Harli turned toward the crushed wall, and for a moment gazed at it in silence. Then, abruptly, he turned back and nodded. "What do you need?" he asked.
"Freylan's running the final readings on the electric field right now," Geoff said. "Once he's done—"
"Freylan's doing the readings?" Harli said, frowning. "I thought he was still in the hospital."
"He was," Jody said. "He checked himself out early this morning."
"Said there was no way he was going to just sit around and listen to his ribs mend when there was work to be done," Geoff told him.
"Anyway, once he's got the final specs, it should be easy to program a generator to duplicate the field."
"So you'll need a generator," Harli said, nodding. "What else?"
"Access to everything Stronghold's got in the way of electronics supplies," Geoff said. "Depending on what we end up needing, we might have to disassemble some of your entertainment or computer systems."
"We'll also need samples of cloth to try out," Jody said. "Drapes, extra clothing—anything we can attach the electronics to that won't block the electric fields."
"And once we figure out which material works best, we'll need probably every bit of it you've got," Geoff said. "In Stronghold, and possibly everywhere else on the planet."
"Plus you'll need a lot of hands to put it all together," Harli concluded.
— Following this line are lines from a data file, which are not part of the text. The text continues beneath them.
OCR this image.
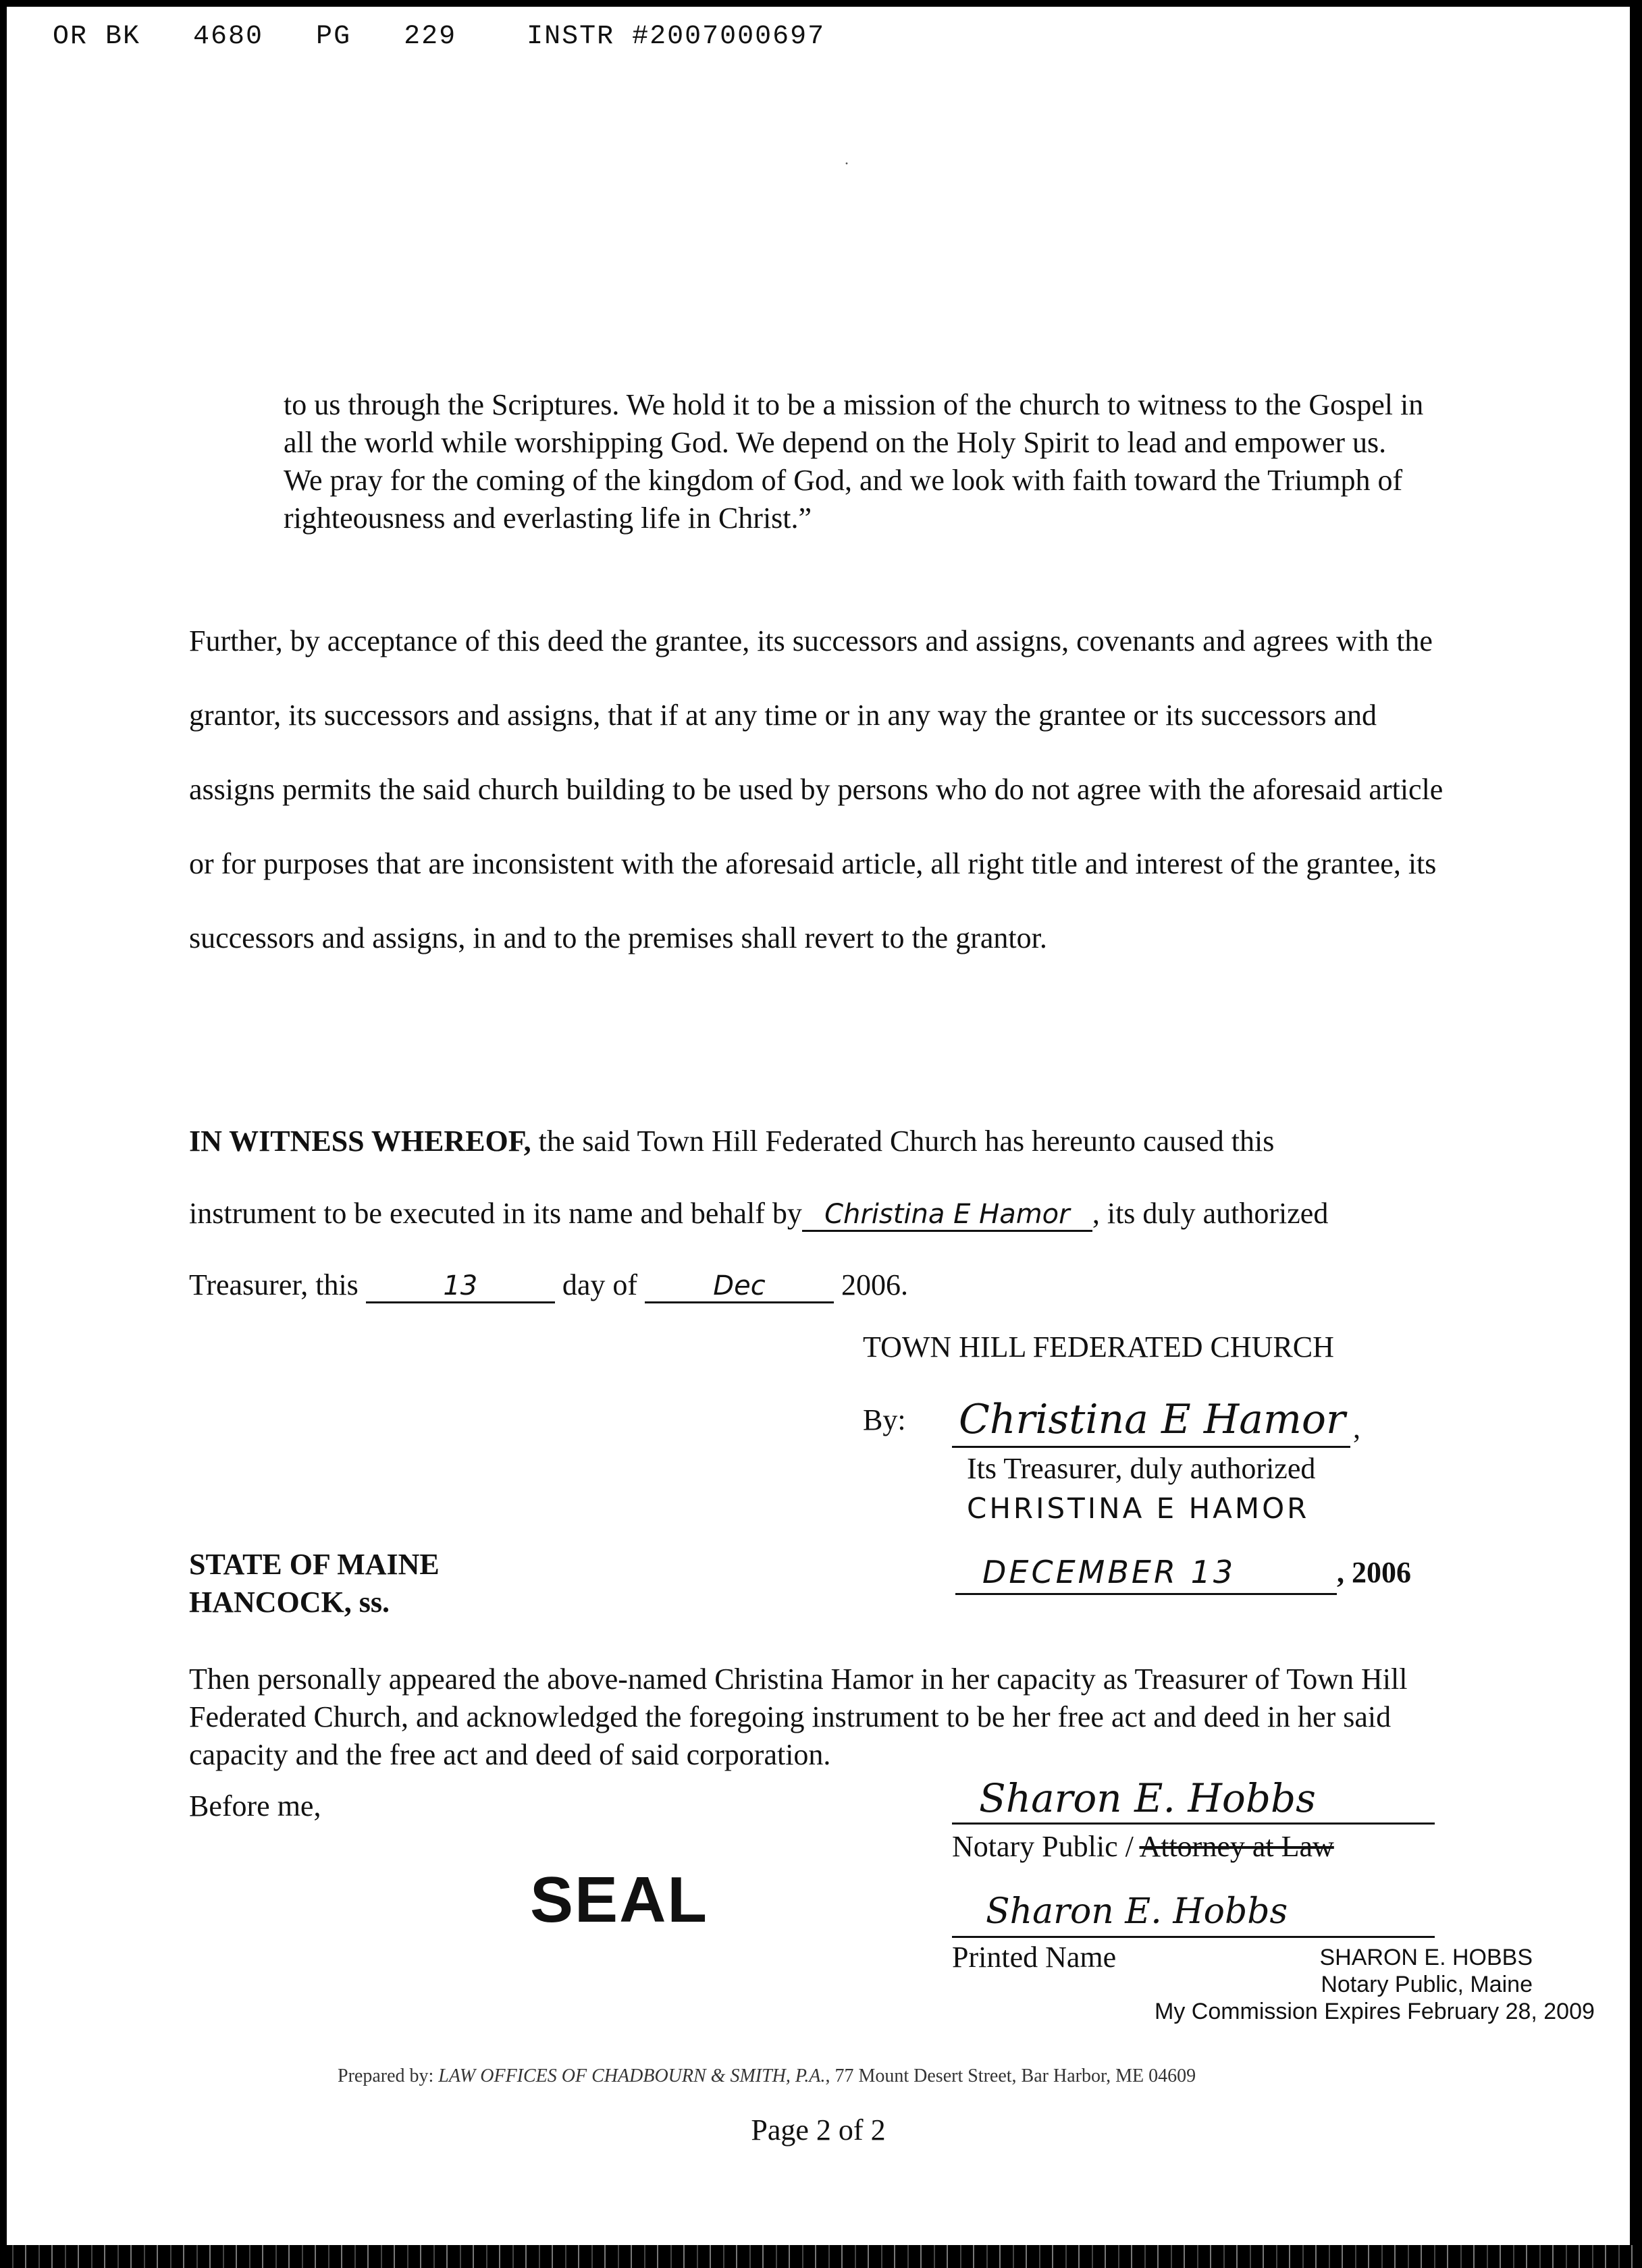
OR BK   4680   PG   229    INSTR #2007000697
·

to us through the Scriptures. We hold it to be a mission of the church to witness to the Gospel in all the world while worshipping God. We depend on the Holy Spirit to lead and empower us. We pray for the coming of the kingdom of God, and we look with faith toward the Triumph of righteousness and everlasting life in Christ.”

Further, by acceptance of this deed the grantee, its successors and assigns, covenants and agrees with the grantor, its successors and assigns, that if at any time or in any way the grantee or its successors and assigns permits the said church building to be used by persons who do not agree with the aforesaid article or for purposes that are inconsistent with the aforesaid article, all right title and interest of the grantee, its successors and assigns, in and to the premises shall revert to the grantor.

IN WITNESS WHEREOF, the said Town Hill Federated Church has hereunto caused this
instrument to be executed in its name and behalf by Christina E Hamor , its duly authorized
Treasurer, this	13	day of	Dec 2006.
TOWN HILL FEDERATED CHURCH
By: Christina E Hamor ,
Its Treasurer, duly authorized
CHRISTINA E HAMOR
STATE OF MAINE
HANCOCK, ss.
DECEMBER 13	, 2006

Then personally appeared the above-named Christina Hamor in her capacity as Treasurer of Town Hill Federated Church, and acknowledged the foregoing instrument to be her free act and deed in her said capacity and the free act and deed of said corporation.

Before me,	Sharon E. Hobbs
Notary Public / Attorney at Law
SEAL	Sharon E. Hobbs
Printed Name	SHARON E. HOBBS
Notary Public, Maine
My Commission Expires February 28, 2009
Prepared by: LAW OFFICES OF CHADBOURN & SMITH, P.A., 77 Mount Desert Street, Bar Harbor, ME 04609
Page 2 of 2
Jody winced. Between the work on the warship, the general cleanup, and keeping everyone fed and safe. Stronghold's resources and personnel were already stretched dangerously thin. "Unfortunately, yes," she admitted. "I'm sorry."
"Don't worry about it," Harli assured her. "There are plenty of people out there sitting around loafing. A little real work will do them good. I'll have the orders cut by the time you know what you need." Abruptly, he held up his hand. "Quiet a minute." He turned around toward the downed warship.
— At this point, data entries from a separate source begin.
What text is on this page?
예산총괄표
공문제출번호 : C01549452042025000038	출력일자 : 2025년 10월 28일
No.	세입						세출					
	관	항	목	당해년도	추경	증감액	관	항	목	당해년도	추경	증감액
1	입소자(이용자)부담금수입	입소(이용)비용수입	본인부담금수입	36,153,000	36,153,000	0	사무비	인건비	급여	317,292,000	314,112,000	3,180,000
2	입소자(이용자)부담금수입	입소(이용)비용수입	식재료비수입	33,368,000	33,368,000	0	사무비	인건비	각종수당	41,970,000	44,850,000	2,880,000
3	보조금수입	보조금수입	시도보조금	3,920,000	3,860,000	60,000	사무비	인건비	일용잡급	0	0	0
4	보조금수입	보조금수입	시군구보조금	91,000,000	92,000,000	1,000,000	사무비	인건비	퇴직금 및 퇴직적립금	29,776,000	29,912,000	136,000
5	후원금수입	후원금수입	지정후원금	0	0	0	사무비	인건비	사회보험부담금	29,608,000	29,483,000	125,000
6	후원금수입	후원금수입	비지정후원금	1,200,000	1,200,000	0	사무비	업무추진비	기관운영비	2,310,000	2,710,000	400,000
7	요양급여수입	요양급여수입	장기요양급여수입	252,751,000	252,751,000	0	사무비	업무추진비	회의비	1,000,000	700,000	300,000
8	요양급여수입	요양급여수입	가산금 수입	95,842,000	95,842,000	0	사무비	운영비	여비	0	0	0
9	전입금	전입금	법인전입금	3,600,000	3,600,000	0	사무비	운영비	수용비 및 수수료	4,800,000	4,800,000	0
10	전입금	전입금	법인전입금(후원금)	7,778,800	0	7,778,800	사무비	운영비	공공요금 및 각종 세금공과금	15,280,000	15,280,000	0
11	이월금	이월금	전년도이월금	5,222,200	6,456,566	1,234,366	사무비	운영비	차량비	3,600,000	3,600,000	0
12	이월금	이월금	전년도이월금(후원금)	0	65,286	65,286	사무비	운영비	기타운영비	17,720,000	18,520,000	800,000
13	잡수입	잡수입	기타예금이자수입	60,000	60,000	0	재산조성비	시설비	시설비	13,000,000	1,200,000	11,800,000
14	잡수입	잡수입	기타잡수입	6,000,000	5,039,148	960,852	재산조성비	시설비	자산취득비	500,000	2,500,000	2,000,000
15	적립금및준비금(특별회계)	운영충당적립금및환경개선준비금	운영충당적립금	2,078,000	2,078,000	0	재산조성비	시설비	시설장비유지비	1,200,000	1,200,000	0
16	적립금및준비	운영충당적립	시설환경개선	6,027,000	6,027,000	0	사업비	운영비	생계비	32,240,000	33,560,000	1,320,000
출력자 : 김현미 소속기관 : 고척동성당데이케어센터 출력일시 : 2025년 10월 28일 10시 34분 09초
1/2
Jody frowned, trying to figure out what he was looking at. A movement above the crowd of Trofts caught her eye: one of the other Cobras—Popescu, she tentatively identified him—was standing beside the ship's upper stern weapons wing, gesturing toward Harli, his mouth moving. Jody strained her ears, but without Cobra audio enhancements she couldn't tell what he was saying.
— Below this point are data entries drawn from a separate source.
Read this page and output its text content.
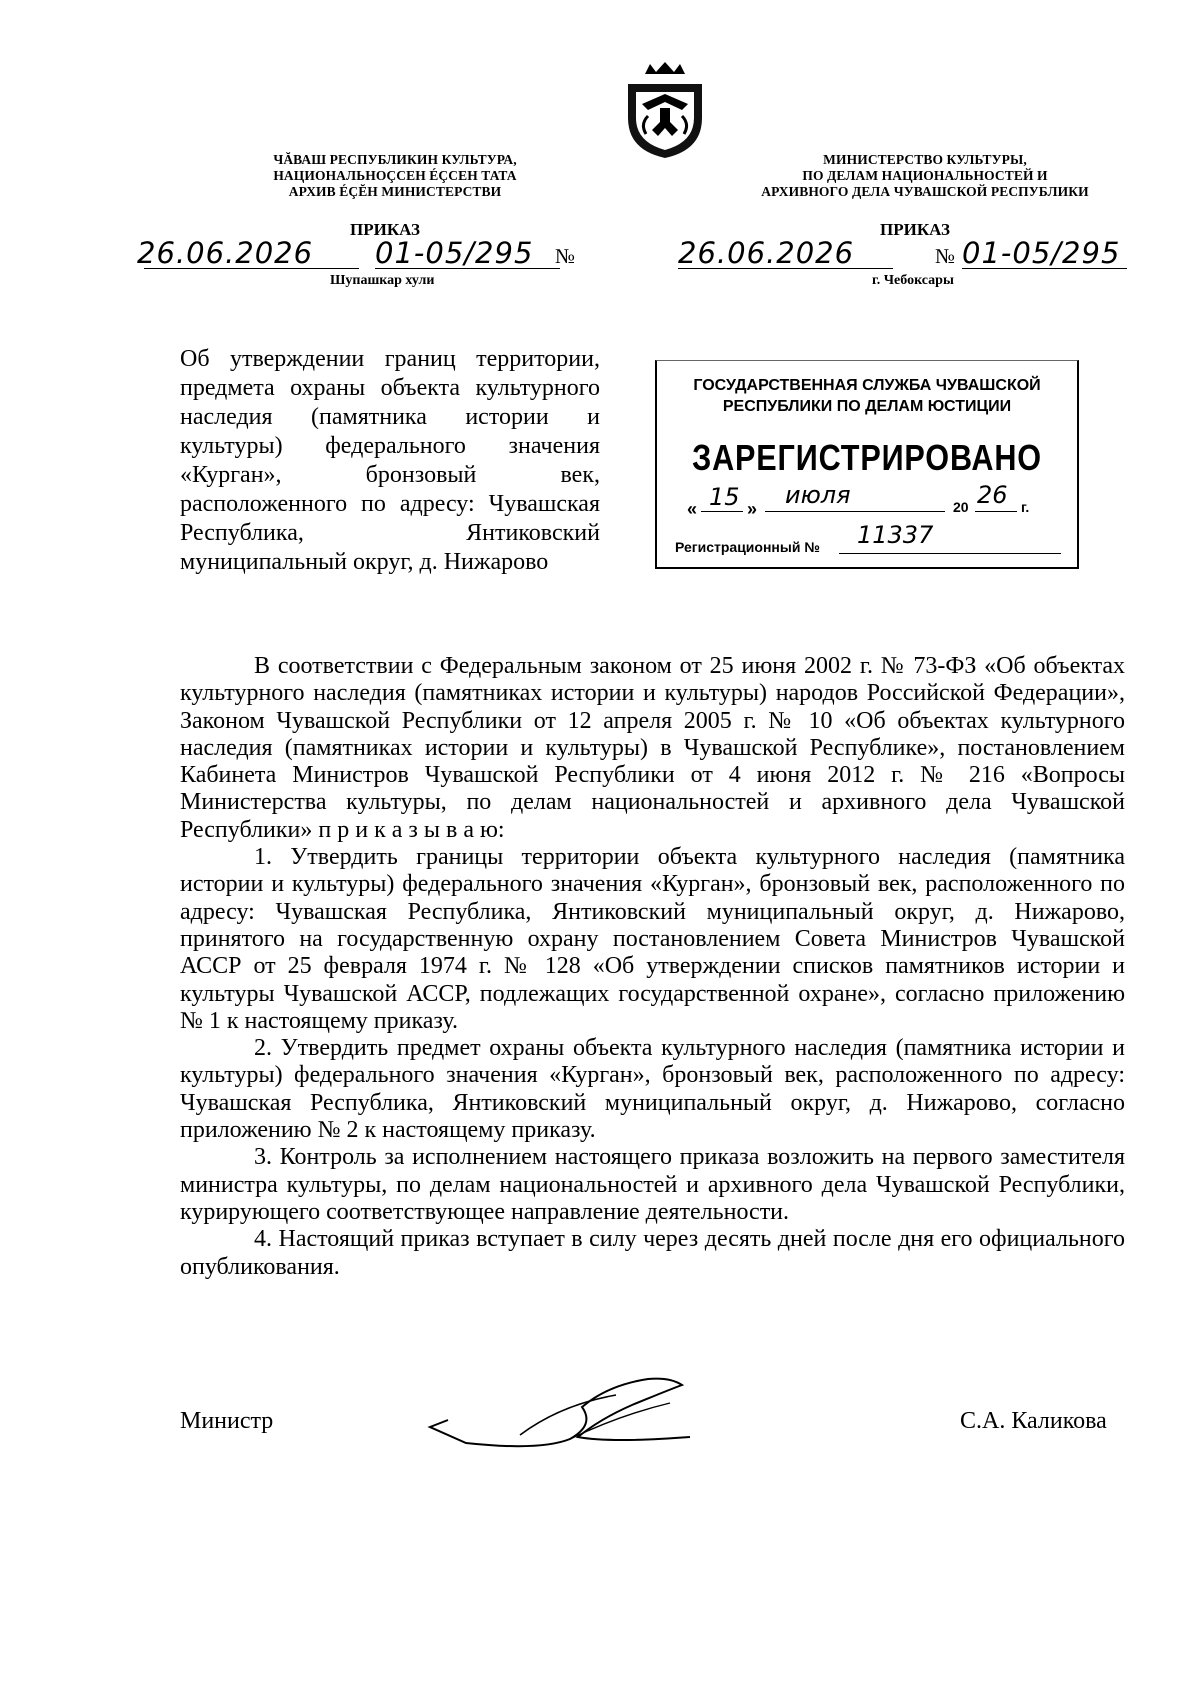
ЧĂВАШ РЕСПУБЛИКИН КУЛЬТУРА,
НАЦИОНАЛЬНОÇСЕН ÉÇСЕН ТАТА
АРХИВ ÉÇĔН МИНИСТЕРСТВИ
МИНИСТЕРСТВО КУЛЬТУРЫ,
ПО ДЕЛАМ НАЦИОНАЛЬНОСТЕЙ И
АРХИВНОГО ДЕЛА ЧУВАШСКОЙ РЕСПУБЛИКИ
ПРИКАЗ
26.06.2026 01-05/295 №
Шупашкар хули
ПРИКАЗ
26.06.2026	№ 01-05/295
г. Чебоксары
Об утверждении границ территории, предмета охраны объекта культурного наследия (памятника истории и культуры) федерального значения «Курган», бронзовый век, расположенного по адресу: Чувашская Республика, Янтиковский муниципальный округ, д. Нижарово
ГОСУДАРСТВЕННАЯ СЛУЖБА ЧУВАШСКОЙ
РЕСПУБЛИКИ ПО ДЕЛАМ ЮСТИЦИИ
ЗАРЕГИСТРИРОВАНО
« 15 » июля	20 26 г.
Регистрационный № 11337

В соответствии с Федеральным законом от 25 июня 2002 г. № 73-ФЗ «Об объектах культурного наследия (памятниках истории и культуры) народов Российской Федерации», Законом Чувашской Республики от 12 апреля 2005 г. № 10 «Об объектах культурного наследия (памятниках истории и культуры) в Чувашской Республике», постановлением Кабинета Министров Чувашской Республики от 4 июня 2012 г. № 216 «Вопросы Министерства культуры, по делам национальностей и архивного дела Чувашской Республики» п р и к а з ы в а ю:

1. Утвердить границы территории объекта культурного наследия (памятника истории и культуры) федерального значения «Курган», бронзовый век, расположенного по адресу: Чувашская Республика, Янтиковский муниципальный округ, д. Нижарово, принятого на государственную охрану постановлением Совета Министров Чувашской АССР от 25 февраля 1974 г. № 128 «Об утверждении списков памятников истории и культуры Чувашской АССР, подлежащих государственной охране», согласно приложению № 1 к настоящему приказу.

2. Утвердить предмет охраны объекта культурного наследия (памятника истории и культуры) федерального значения «Курган», бронзовый век, расположенного по адресу: Чувашская Республика, Янтиковский муниципальный округ, д. Нижарово, согласно приложению № 2 к настоящему приказу.

3. Контроль за исполнением настоящего приказа возложить на первого заместителя министра культуры, по делам национальностей и архивного дела Чувашской Республики, курирующего соответствующее направление деятельности.

4. Настоящий приказ вступает в силу через десять дней после дня его официального опубликования.

Министр	С.А. Каликова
But Harli could. And it was clear he didn't like what he was hearing. "You two get back to work," he told Jody and Geoff. His eyes flicked to Nissa. "If you really want to make yourself useful, you can go with them."
Nissa's eyes narrowed—
"We could certainly use your help," Geoff seconded quickly. "Freylan's basically glued to his chair right now, with his ribs and all. He could use someone to get equipment and lift things for him."